Сыновья Ченчи держали ростовщиков на кончике своих кинжалов. В душных погребках и тавернах все вздрагивали при появлении братьев и, едва заслышав их голоса, разбегались боковыми улочками, прятались под козырьками входных дверей. Ченчи несли на себе то стигматы нищеты, то символы роскоши, одним махом из бедняков превращались в богачей, пусть даже влезая при этом в долги. Они объединялись под знаменем порока. Днем пьянствовали, спали, вздували купцов, а ночи делили между постелями шлюх и игрой в бассету или в совсем уж презренные кости. Завзятым их товарищем по разгулу был кузен - монсиньор Марио Герра, секретарь кардинала Монтальто, носивший сутану, хоть и не посвященный в духовный сан клирик.
Подделав отцовскую подпись, Джакомо выписал вексель на 13000 скудо, а тем временем три десятка кредиторов потребовали с его братьев сумму, достигавшую 16000. Изгнанные отцом Ченчи заняли один из его домов у ворот Рима. Наступил великий голод, и с конца зимы ввели карточки на хлеб. Истощенные, обезумевшие женщины неопределенного возраста настойчиво просили милостыню, дабы прокормить голопузую детвору, закутанную в лохмотья. К прохожим приставали проститутки обоих полов, порой не старше десяти лет. Изо дня в день на улицах подбирали мертвецов, и случалось, один скелет тащил за собой другой. Большинство неимущих прогнали из города, но оставшиеся отчаянно вопили по ночам на перекрестках. Когда в начале весны прибыло зерно из Романьи, вспыхнули мятежи: в Риме назревало восстание.
Богатому Франческо еды хватало, его сыновья добывали себе пропитание угрозами, а слуг оставляли на произвол судьбы. В Мон-течиторио тоже голодали, и одна девочка даже умерла, наевшись свечного воска.
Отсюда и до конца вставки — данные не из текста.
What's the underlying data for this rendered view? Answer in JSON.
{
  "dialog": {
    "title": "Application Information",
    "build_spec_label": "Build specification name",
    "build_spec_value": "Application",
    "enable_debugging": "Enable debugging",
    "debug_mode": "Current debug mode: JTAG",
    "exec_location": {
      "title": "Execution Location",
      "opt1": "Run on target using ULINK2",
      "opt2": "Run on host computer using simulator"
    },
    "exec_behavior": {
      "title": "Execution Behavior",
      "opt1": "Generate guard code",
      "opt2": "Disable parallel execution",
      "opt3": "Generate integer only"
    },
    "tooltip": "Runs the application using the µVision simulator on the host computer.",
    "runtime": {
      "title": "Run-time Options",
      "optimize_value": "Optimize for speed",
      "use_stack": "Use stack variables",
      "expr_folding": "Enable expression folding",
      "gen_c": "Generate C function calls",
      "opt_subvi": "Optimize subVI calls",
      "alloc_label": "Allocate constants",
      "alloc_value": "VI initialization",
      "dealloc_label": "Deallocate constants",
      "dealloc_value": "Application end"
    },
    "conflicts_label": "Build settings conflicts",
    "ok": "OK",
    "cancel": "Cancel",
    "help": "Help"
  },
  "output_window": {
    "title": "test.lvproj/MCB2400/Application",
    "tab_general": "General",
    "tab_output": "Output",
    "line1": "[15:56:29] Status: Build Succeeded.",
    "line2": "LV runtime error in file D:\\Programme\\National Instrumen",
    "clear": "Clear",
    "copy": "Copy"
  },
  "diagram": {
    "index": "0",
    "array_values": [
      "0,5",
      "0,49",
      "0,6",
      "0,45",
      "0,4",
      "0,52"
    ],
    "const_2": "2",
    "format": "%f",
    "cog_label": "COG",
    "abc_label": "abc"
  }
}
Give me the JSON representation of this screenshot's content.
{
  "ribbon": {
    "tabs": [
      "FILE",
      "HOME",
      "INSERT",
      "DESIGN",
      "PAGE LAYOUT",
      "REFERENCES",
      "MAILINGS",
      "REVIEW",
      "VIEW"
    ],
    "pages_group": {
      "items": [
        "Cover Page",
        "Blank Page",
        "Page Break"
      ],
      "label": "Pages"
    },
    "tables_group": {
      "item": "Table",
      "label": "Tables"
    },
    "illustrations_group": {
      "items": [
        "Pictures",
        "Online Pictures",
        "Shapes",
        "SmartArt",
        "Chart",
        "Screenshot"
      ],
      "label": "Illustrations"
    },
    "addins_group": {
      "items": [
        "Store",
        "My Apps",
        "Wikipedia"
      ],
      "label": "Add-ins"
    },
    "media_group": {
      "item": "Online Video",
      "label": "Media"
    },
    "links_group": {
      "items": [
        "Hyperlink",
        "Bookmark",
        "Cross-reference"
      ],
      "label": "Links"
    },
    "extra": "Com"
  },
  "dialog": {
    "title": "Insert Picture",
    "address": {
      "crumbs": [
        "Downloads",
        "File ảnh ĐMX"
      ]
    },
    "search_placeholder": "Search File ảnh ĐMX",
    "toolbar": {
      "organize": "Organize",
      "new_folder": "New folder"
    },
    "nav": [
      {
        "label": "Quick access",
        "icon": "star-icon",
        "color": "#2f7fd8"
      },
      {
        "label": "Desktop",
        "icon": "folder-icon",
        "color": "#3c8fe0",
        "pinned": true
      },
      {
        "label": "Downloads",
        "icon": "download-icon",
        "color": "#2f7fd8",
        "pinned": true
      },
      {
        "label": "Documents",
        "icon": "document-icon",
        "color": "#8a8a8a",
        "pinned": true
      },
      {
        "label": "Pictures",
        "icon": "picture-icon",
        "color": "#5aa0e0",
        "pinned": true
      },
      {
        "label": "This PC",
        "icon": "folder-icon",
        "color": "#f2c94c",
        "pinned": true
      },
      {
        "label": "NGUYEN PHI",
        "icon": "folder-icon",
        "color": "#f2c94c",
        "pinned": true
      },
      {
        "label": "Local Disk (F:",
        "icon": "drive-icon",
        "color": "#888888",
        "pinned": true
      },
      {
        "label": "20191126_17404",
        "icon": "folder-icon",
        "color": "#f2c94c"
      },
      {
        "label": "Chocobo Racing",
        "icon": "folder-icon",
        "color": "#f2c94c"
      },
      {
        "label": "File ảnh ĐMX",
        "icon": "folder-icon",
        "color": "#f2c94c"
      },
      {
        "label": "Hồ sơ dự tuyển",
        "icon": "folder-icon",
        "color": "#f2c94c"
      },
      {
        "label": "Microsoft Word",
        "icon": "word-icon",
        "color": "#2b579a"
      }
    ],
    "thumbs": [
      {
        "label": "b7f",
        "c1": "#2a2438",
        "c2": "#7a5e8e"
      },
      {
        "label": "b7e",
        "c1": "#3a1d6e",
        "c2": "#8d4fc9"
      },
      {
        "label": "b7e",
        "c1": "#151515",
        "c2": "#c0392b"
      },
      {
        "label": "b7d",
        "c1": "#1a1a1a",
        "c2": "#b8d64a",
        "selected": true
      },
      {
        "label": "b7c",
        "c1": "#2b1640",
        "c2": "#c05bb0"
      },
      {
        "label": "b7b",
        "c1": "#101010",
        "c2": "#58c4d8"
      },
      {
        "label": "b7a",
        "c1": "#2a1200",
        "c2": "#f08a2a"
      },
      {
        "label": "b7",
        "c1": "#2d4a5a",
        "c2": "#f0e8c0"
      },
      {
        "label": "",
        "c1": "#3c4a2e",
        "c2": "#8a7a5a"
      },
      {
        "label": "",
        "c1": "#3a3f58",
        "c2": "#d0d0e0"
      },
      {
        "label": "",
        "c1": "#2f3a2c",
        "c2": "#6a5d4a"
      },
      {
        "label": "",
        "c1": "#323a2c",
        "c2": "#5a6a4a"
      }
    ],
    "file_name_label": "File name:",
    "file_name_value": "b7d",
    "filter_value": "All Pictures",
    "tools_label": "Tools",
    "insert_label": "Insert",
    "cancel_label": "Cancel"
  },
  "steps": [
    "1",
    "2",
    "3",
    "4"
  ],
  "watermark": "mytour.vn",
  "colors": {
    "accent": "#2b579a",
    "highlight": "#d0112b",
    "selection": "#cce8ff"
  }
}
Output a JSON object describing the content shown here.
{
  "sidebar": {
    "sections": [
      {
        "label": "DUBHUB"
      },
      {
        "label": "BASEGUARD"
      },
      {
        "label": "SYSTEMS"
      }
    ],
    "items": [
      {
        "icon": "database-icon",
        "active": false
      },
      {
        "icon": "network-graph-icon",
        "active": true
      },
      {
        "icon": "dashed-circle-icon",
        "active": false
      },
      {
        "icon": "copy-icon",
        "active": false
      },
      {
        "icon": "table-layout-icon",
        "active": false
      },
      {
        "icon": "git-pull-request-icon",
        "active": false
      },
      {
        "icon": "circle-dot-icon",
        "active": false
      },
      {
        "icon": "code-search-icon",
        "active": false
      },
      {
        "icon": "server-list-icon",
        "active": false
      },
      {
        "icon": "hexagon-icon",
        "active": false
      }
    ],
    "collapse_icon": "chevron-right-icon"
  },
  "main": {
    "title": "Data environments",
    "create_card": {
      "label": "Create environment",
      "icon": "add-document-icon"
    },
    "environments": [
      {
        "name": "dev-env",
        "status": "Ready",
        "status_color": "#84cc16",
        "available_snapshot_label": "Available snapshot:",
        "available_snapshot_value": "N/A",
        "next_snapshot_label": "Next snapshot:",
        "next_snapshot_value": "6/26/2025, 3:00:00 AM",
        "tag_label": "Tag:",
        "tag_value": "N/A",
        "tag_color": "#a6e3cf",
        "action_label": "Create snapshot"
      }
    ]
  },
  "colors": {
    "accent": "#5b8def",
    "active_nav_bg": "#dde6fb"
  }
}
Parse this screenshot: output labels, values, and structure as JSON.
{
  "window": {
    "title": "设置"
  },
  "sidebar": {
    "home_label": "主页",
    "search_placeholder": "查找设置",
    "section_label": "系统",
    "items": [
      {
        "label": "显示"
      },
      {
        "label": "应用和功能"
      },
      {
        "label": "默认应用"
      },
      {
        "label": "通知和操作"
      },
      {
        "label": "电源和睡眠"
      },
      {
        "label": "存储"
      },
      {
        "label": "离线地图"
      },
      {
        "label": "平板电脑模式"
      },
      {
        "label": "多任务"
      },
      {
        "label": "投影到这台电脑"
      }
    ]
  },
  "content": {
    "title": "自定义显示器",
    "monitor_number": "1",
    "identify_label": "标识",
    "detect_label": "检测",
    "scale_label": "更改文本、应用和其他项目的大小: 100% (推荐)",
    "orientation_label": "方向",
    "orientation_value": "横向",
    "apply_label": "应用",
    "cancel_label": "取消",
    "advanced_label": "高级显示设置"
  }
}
Бедствие закончилось только летом.
Франческо дал щедрое приданое внебрачной дочери Лавинии и выдал ее за своего поверенного Эмилио Мореа - беззаветно преданного слугу, которого он держал про запас, соучастника афер, а возможно, и преступлений, после чего Джакомо решил в отместку жениться на своей кузине Людовике Велли. Разгорелась очередная война. Франческо составил новое завещание, отписав сыновьям лишь законный минимум. Прознавший об этом Джакомо осыпал Людовику градом тумаков, тем более что она была бесприданницей, но отцовские алименты по-прежнему уходили на прокорм шлюх и виноторговцев.